What Drives Your Slab Leak Cost

  • Leak location. A leak near an exterior wall is far easier to reach than one in the center of the house under finished flooring.
  • Flooring type. Plain concrete is cheap to open. Tile, hardwood, or polished concrete adds restoration cost you'll feel.
  • Hot vs. cold line. Hot-water lines fail more often due to thermal stress, and accessing them can be trickier.
  • Number of leaks. One leak is a repair. Several leaks is a system problem pointing toward repiping.
  • Restoration. The plumbing fix is only part of it — re-pouring the slab and replacing flooring can rival the repair cost itself.

Is This Ever a DIY Job?

No. This is one of the clearest "call a pro" situations in home repair. Slab leaks involve pressurized water lines, concrete cutting, and pipe work that has to pass code and pressure testing. A DIY mistake means re-opening a slab you just patched, plus the risk of mold and structural damage from a leak you thought you fixed. The most useful thing you can do yourself is the early detection — run the meter test, watch for warm spots — so you call the plumber before the damage spreads.

Insurance: The One Place Slab Leaks Get Friendlier

Here's some good news. Many homeowners policies cover the cost of accessing the slab leak — the jackhammering and the resulting water damage — even when they don't cover the pipe repair itself. This is sometimes called "tear-out and access" coverage. The leaking pipe might be excluded as wear and tear, but the destruction needed to reach it, and the damage the leak caused, may be covered.

Document everything: photos, the plumber's detection report, and the cause of the leak. File promptly, because insurers treat slow-reported water claims harshly. If your home is older and slab leaks are a known risk in your area, it's worth confirming your coverage before you ever have one. Run your coverage scenarios through our home insurance calculator so you know what you're working with.

Getting Quotes the Smart Way

Always start with detection, then get the repair scope in writing. A trustworthy plumber will explain why they're recommending a spot fix versus a reroute versus a repipe — and that reasoning should hinge on the age and condition of your pipes, not just the one leak. Get two or three bids, and make sure each quote states whether slab restoration and flooring repair are included or billed separately.

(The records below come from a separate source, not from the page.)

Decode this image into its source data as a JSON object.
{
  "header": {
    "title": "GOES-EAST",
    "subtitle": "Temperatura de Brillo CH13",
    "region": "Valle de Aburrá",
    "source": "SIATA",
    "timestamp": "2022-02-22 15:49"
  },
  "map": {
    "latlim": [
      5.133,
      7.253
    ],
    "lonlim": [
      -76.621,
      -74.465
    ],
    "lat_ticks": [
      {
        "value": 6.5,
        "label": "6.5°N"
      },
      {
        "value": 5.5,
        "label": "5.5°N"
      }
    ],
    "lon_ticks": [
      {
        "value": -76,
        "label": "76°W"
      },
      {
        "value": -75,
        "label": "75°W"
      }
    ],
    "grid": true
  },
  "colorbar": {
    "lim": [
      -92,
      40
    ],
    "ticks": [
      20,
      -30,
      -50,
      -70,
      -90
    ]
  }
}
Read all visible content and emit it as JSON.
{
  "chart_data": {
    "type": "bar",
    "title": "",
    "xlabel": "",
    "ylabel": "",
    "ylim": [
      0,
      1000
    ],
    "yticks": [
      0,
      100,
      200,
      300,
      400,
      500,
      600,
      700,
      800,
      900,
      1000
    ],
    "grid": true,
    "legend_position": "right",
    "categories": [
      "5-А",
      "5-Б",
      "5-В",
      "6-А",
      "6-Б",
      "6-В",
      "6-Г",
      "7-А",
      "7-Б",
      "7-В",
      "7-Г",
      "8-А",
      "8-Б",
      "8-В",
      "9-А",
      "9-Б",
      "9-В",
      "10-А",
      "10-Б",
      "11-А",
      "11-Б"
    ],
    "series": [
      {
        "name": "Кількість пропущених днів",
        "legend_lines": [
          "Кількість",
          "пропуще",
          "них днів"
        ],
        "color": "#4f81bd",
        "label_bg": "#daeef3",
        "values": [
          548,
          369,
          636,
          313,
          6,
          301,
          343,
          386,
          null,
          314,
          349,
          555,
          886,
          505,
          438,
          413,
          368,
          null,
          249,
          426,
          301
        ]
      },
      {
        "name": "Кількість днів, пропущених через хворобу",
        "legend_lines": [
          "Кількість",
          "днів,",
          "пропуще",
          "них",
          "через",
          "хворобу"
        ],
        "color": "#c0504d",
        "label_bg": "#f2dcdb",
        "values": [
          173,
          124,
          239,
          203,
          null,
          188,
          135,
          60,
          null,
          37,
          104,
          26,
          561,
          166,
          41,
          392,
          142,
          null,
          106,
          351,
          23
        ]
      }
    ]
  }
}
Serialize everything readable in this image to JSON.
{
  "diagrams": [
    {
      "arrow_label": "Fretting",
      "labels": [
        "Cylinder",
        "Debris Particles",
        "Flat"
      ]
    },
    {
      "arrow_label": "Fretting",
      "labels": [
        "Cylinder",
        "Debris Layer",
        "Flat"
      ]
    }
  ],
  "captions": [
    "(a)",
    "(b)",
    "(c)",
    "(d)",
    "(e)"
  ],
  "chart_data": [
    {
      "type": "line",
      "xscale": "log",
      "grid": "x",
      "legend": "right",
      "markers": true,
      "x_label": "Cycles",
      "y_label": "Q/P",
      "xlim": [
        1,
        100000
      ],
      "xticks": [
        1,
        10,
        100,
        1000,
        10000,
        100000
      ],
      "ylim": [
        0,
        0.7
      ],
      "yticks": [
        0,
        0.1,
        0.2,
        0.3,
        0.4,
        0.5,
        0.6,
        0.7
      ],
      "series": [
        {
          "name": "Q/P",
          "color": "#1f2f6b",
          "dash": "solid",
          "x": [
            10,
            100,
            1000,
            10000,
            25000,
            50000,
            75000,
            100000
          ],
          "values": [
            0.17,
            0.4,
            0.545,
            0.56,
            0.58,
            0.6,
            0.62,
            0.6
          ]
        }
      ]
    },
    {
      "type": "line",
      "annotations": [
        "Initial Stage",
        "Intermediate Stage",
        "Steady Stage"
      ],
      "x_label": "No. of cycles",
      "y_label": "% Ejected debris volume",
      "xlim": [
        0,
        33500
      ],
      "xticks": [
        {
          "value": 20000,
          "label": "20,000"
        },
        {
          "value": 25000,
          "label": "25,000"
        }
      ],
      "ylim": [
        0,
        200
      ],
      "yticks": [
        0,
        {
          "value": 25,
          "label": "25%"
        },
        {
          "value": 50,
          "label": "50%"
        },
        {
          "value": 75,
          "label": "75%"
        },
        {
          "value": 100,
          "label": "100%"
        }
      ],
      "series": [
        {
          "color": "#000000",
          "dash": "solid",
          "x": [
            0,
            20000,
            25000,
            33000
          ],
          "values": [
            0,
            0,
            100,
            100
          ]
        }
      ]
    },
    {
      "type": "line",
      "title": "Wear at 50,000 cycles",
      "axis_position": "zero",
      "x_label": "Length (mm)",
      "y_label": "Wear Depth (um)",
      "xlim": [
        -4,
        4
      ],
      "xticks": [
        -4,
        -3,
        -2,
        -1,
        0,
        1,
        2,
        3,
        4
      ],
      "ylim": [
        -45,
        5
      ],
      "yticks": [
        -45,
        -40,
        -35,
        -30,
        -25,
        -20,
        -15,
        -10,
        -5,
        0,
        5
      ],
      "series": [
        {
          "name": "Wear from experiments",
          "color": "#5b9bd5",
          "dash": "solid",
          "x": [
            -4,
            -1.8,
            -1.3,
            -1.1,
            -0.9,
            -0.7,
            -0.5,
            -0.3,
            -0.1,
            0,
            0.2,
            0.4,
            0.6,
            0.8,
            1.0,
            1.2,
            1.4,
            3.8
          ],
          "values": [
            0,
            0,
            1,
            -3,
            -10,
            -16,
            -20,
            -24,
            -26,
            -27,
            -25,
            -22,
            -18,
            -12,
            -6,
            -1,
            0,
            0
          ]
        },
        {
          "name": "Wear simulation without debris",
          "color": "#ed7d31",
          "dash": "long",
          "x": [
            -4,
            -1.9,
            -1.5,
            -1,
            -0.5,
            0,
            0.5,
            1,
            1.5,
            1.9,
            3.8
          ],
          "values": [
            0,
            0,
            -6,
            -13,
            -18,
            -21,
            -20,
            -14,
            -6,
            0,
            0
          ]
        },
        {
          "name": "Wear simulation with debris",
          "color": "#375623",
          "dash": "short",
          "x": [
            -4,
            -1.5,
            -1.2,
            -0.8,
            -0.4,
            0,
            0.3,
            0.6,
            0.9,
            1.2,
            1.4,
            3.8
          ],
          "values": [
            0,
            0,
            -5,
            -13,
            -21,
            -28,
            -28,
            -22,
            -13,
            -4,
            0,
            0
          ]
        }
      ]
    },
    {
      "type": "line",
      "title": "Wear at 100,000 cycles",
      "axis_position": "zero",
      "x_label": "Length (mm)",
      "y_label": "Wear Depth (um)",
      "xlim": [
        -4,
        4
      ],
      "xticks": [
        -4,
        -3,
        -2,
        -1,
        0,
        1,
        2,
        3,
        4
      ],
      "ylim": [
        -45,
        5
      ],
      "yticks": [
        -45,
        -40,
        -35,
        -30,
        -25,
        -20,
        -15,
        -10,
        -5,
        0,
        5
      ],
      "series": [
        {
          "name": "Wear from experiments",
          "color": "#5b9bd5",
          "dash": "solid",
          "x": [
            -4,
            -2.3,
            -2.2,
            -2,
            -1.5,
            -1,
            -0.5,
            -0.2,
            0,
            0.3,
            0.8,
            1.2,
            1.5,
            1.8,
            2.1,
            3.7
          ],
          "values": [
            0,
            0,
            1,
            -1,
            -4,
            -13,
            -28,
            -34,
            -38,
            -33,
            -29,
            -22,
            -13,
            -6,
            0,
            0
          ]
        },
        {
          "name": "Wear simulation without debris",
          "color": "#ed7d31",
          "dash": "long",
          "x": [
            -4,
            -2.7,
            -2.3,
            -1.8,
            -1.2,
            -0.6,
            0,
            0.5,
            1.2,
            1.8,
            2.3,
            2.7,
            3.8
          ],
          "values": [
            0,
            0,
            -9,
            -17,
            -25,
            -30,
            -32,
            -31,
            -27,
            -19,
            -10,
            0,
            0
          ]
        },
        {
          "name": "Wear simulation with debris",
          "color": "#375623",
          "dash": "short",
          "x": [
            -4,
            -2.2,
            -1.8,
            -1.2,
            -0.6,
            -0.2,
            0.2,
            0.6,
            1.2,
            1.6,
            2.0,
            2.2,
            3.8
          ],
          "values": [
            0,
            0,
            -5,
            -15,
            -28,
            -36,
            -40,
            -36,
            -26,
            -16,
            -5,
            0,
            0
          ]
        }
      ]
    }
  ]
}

Frequently Asked Questions

How urgent is a slab leak?

Urgent. Even a slow leak erodes the soil under your foundation, feeds mold, and wastes water you're paying for. The longer it runs, the more collateral damage you'll pay to fix.

Will my foundation be damaged?

It can be. Water washing out the soil beneath the slab can cause settling and cracking over time, which is exactly why early repair is cheaper than waiting. If you already see cracks, see our foundation crack repair cost guide.

How long does the repair take?

A spot repair is often a one-day job. A reroute takes a day or two. A full repipe can run several days, plus additional time for slab and flooring restoration.

Can I prevent slab leaks?

You can lower the odds by keeping water pressure in check (high pressure stresses pipes), addressing hard water that corrodes copper, and acting fast on any sign of a leak. Whole-home shutoff sensors can also alert you early.